Halladay originally was supposed to make his third minor-league rehabilitation start Sunday at Reading.
However, Tyler Cloyd, Sunday's scheduled starter for the Phillies, pitched five scoreless innings of relief during Saturday's 12-7 loss to Arizona in 18 innings.
So Halladay was summoned to the Phillies, making his first start since May 5, when he lasted just 21/3 innings and allowed nine runs in a 14-2 loss to visiting Miami.
Without overpowering velocity, Halladay had success with his curveball and change-up. He ended his day by retiring second baseman Cliff Pennington on an inning-ending fly ball to left field with runners on the corners in the sixth inning.
"His command probably is not where he wants it to be, but he made pitches, kept them off balance," interim manager Ryne Sandberg said. "As he went along, he really found his curveball, which was a good pitch - an out pitch."
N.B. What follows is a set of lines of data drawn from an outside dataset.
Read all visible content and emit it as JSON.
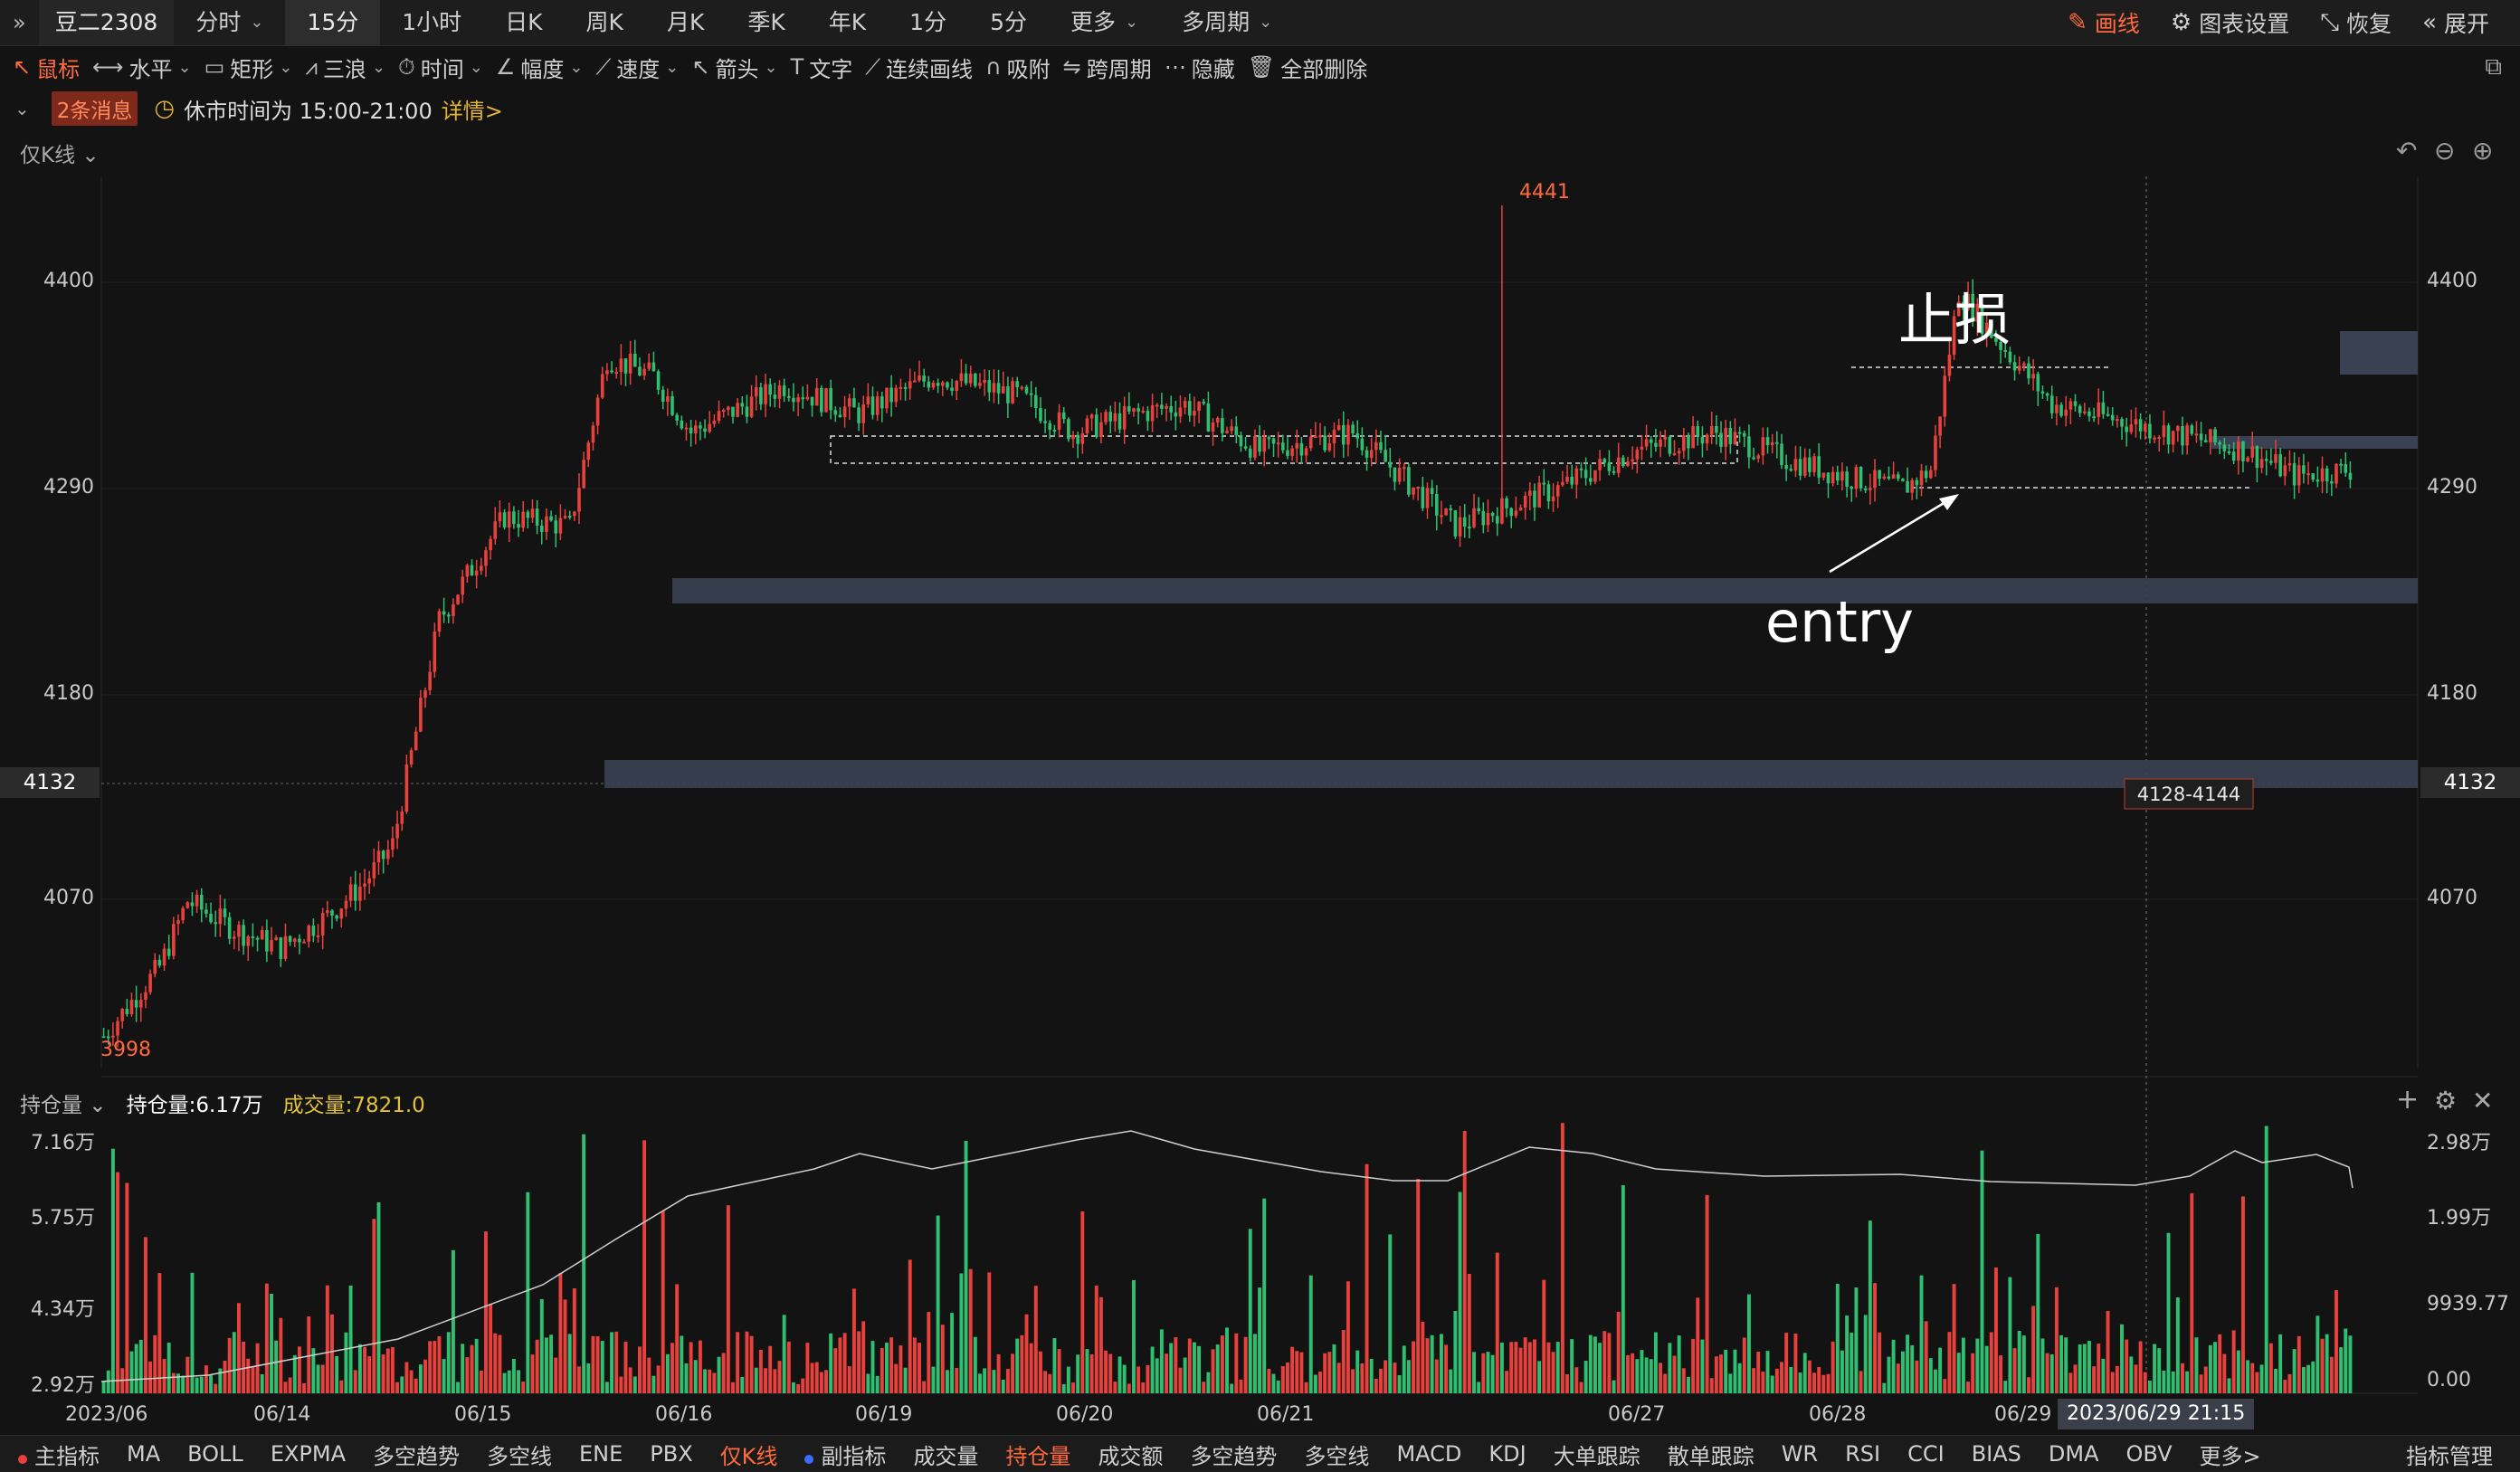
{
  "toolbar": {
    "symbol": "豆二2308",
    "tabs": [
      {
        "label": "分时",
        "chev": true
      },
      {
        "label": "15分",
        "active": true
      },
      {
        "label": "1小时"
      },
      {
        "label": "日K"
      },
      {
        "label": "周K"
      },
      {
        "label": "月K"
      },
      {
        "label": "季K"
      },
      {
        "label": "年K"
      },
      {
        "label": "1分"
      },
      {
        "label": "5分"
      },
      {
        "label": "更多",
        "chev": true
      },
      {
        "label": "多周期",
        "chev": true
      }
    ],
    "right": {
      "draw": "画线",
      "settings": "图表设置",
      "restore": "恢复",
      "expand": "展开"
    }
  },
  "drawtools": [
    "鼠标",
    "水平",
    "矩形",
    "三浪",
    "时间",
    "幅度",
    "速度",
    "箭头",
    "文字",
    "连续画线",
    "吸附",
    "跨周期",
    "隐藏",
    "全部删除"
  ],
  "msg": {
    "count": "2条消息",
    "text": "休市时间为 15:00-21:00",
    "detail": "详情>"
  },
  "kline_selector": "仅K线",
  "price_axis": {
    "ticks": [
      "4400",
      "4290",
      "4180",
      "4070"
    ],
    "current": "4132",
    "high_label": "4441",
    "low_label": "3998",
    "zone_label": "4128-4144"
  },
  "annotations": {
    "stop": "止损",
    "entry": "entry"
  },
  "volume_panel": {
    "selector": "持仓量",
    "oi_label": "持仓量:6.17万",
    "vol_label": "成交量:7821.0",
    "left_ticks": [
      "7.16万",
      "5.75万",
      "4.34万",
      "2.92万"
    ],
    "right_ticks": [
      "2.98万",
      "1.99万",
      "9939.77",
      "0.00"
    ]
  },
  "date_axis": [
    "2023/06",
    "06/14",
    "06/15",
    "06/16",
    "06/19",
    "06/20",
    "06/21",
    "06/27",
    "06/28",
    "06/29"
  ],
  "crosshair_date": "2023/06/29 21:15",
  "bottom_bar": [
    "主指标",
    "MA",
    "BOLL",
    "EXPMA",
    "多空趋势",
    "多空线",
    "ENE",
    "PBX",
    "仅K线",
    "副指标",
    "成交量",
    "持仓量",
    "成交额",
    "多空趋势",
    "多空线",
    "MACD",
    "KDJ",
    "大单跟踪",
    "散单跟踪",
    "WR",
    "RSI",
    "CCI",
    "BIAS",
    "DMA",
    "OBV",
    "更多>",
    "指标管理"
  ],
  "colors": {
    "up": "#e8413c",
    "down": "#2fbf71",
    "accent": "#ff6a3c",
    "zone": "#3a4152"
  }
}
The Phillies are 6-4 under Sandberg, and Halladay senses a renewed sense of energy and confidence.
"I sensed in the middle of the year that if we were down in a game we were going to have a hard time coming back," Halladay said. "The last week or so, you are starting to get that sense back that we can overcome anything."
Halladay allowed a first-inning run when speedster Tony Campana led off with a triple to right and scored on Adam Eaton's groundout to short.
The Phillies answered with four runs in the first against all-star lefthander Patrick Corbin. Darin Ruf tied the score on an RBI single, followed by Cody Asche's two-run double and Kevin Frandsen's RBI groundout.
Halladay got out of a jam in the third when centerfielder Roger Bernadina leaped over the wall to steal a potential two-run homer from Matt Davidson to end the inning.
"That was probably a game-changing play," Halladay said.
As introspective as ever, the eight-time all-star was asked whether he can be as dominant as he once was.
"I just want to win games and win a World Series," Halladay said. "I am not worried about anything else, to be honest with you."
Halladay will be a free agent after the season. He believes that if he remains with the Phillies, the team can be a contender.
"I think there are just a few pieces that if we can add, we are right there," he said.